Really, the failures of MTC at Rainsbrook and in probation — its two high-profile entries into the British “justice” market — should have been the end of the firm in this country. Instead, it is being brought into Manston by the back door.   

In 2021, the Home Office awarded MTC a contract to run “migrant quarantine hotels” in the Midlands. Company accounts show that this contract was then amended to let MTC provide security at Manston. 

MTC will be working alongside privatiser Mitie, which is the main contractor at Manston. As regular readers of this column will be aware, Mitie is a favoured government outsourcer. It helps that it has two top Tories as directors.

This year it put Salma Shah, a former special adviser to Sajid Javid, on the board. She joins Tory Baroness Couttie, who is already a Mitie director. Baroness Couttie, also known as Philippa Roe, was the Tory leader of Westminster Council for many years and an active Conservative representative in the House of Lords.  

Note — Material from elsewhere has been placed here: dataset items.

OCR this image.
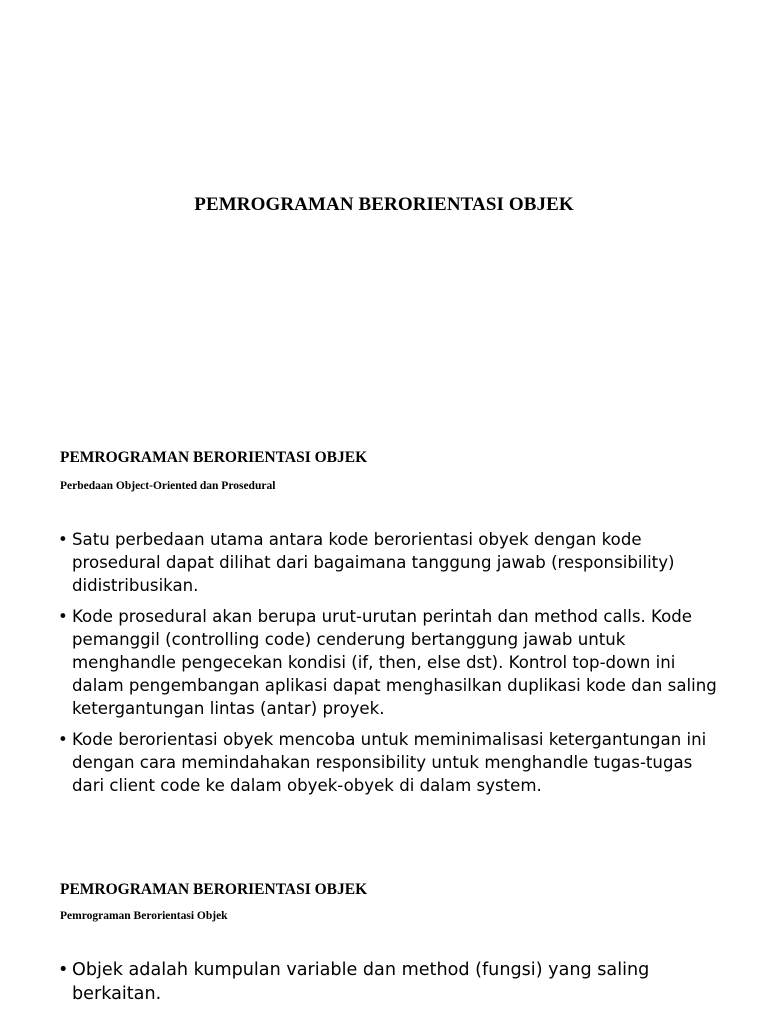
PEMROGRAMAN BERORIENTASI OBJEK
PEMROGRAMAN BERORIENTASI OBJEK
Perbedaan Object-Oriented dan Prosedural
• Satu perbedaan utama antara kode berorientasi obyek dengan kode prosedural dapat dilihat dari bagaimana tanggung jawab (responsibility) didistribusikan.
• Kode prosedural akan berupa urut-urutan perintah dan method calls. Kode pemanggil (controlling code) cenderung bertanggung jawab untuk menghandle pengecekan kondisi (if, then, else dst). Kontrol top-down ini dalam pengembangan aplikasi dapat menghasilkan duplikasi kode dan saling ketergantungan lintas (antar) proyek.
• Kode berorientasi obyek mencoba untuk meminimalisasi ketergantungan ini dengan cara memindahakan responsibility untuk menghandle tugas-tugas dari client code ke dalam obyek-obyek di dalam system.
PEMROGRAMAN BERORIENTASI OBJEK
Pemrograman Berorientasi Objek
• Objek adalah kumpulan variable dan method (fungsi) yang saling berkaitan.
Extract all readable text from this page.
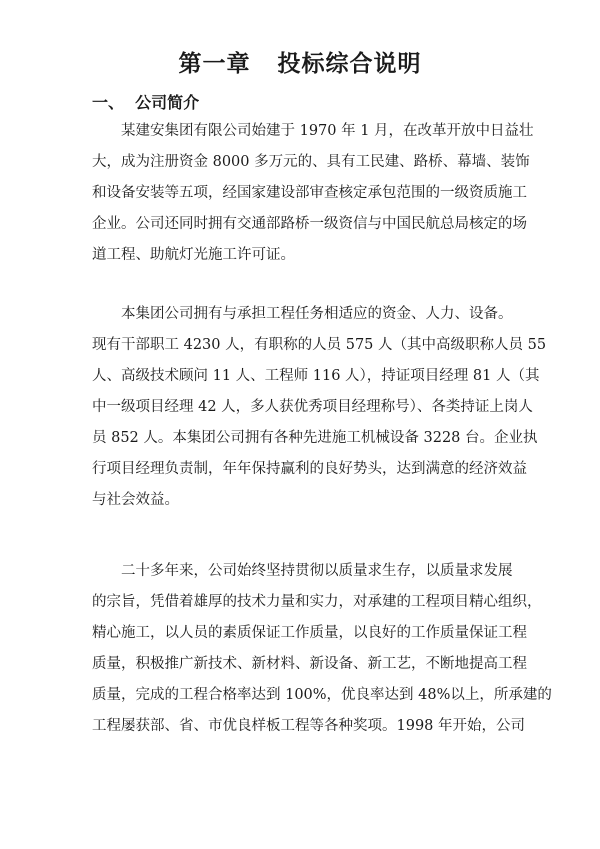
第一章   投标综合说明
一、  公司简介
某建安集团有限公司始建于 1970 年 1 月，在改革开放中日益壮
大，成为注册资金 8000 多万元的、具有工民建、路桥、幕墙、装饰
和设备安装等五项，经国家建设部审查核定承包范围的一级资质施工
企业。公司还同时拥有交通部路桥一级资信与中国民航总局核定的场
道工程、助航灯光施工许可证。
本集团公司拥有与承担工程任务相适应的资金、人力、设备。
现有干部职工 4230 人，有职称的人员 575 人（其中高级职称人员 55
人、高级技术顾问 11 人、工程师 116 人），持证项目经理 81 人（其
中一级项目经理 42 人，多人获优秀项目经理称号）、各类持证上岗人
员 852 人。本集团公司拥有各种先进施工机械设备 3228 台。企业执
行项目经理负责制，年年保持赢利的良好势头，达到满意的经济效益
与社会效益。
二十多年来，公司始终坚持贯彻以质量求生存，以质量求发展
的宗旨，凭借着雄厚的技术力量和实力，对承建的工程项目精心组织，
精心施工，以人员的素质保证工作质量，以良好的工作质量保证工程
质量，积极推广新技术、新材料、新设备、新工艺，不断地提高工程
质量，完成的工程合格率达到 100%，优良率达到 48%以上，所承建的
工程屡获部、省、市优良样板工程等各种奖项。1998 年开始，公司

Mitie did well out of Covid-19 outsourcing, running testing centres on government contracts. Another firm that did well out of Covid is also getting involved in making money from migrants at Manston. Security firm SSGC Ltd is advertising “an exciting opportunity” to work at Manston as a guard on £13 per hour. 

SSGC, run by former military police officer David Stubbs, was quite a small outfit until Covid: its turnover then shot up 14-fold, from £7 million in 2020 to £104m in 2021. 

The annual report says: “The Covid-19 government testing project under which SSGC was retained as security provider for three of the five government appointed tier 1 suppliers has ensured that this years’ results are exceptional.” 

Thanks to these “exceptional results,” due to being a contractor on outsourced government Covid testing centres, SSGC paid £2m in dividends to investors. After profiting from outsourced Covid testing, SSGC is now trying to make a profit out of outsourced migrant detention. 

Manston shows the government is committed to making asylum-seekers’ lives miserable, and also committed to outsourcing the misery. It keeps responsibility for migrant detention at “arm’s length” and shows the government believes everything, including imprisonment, should be a source of profit for its friends.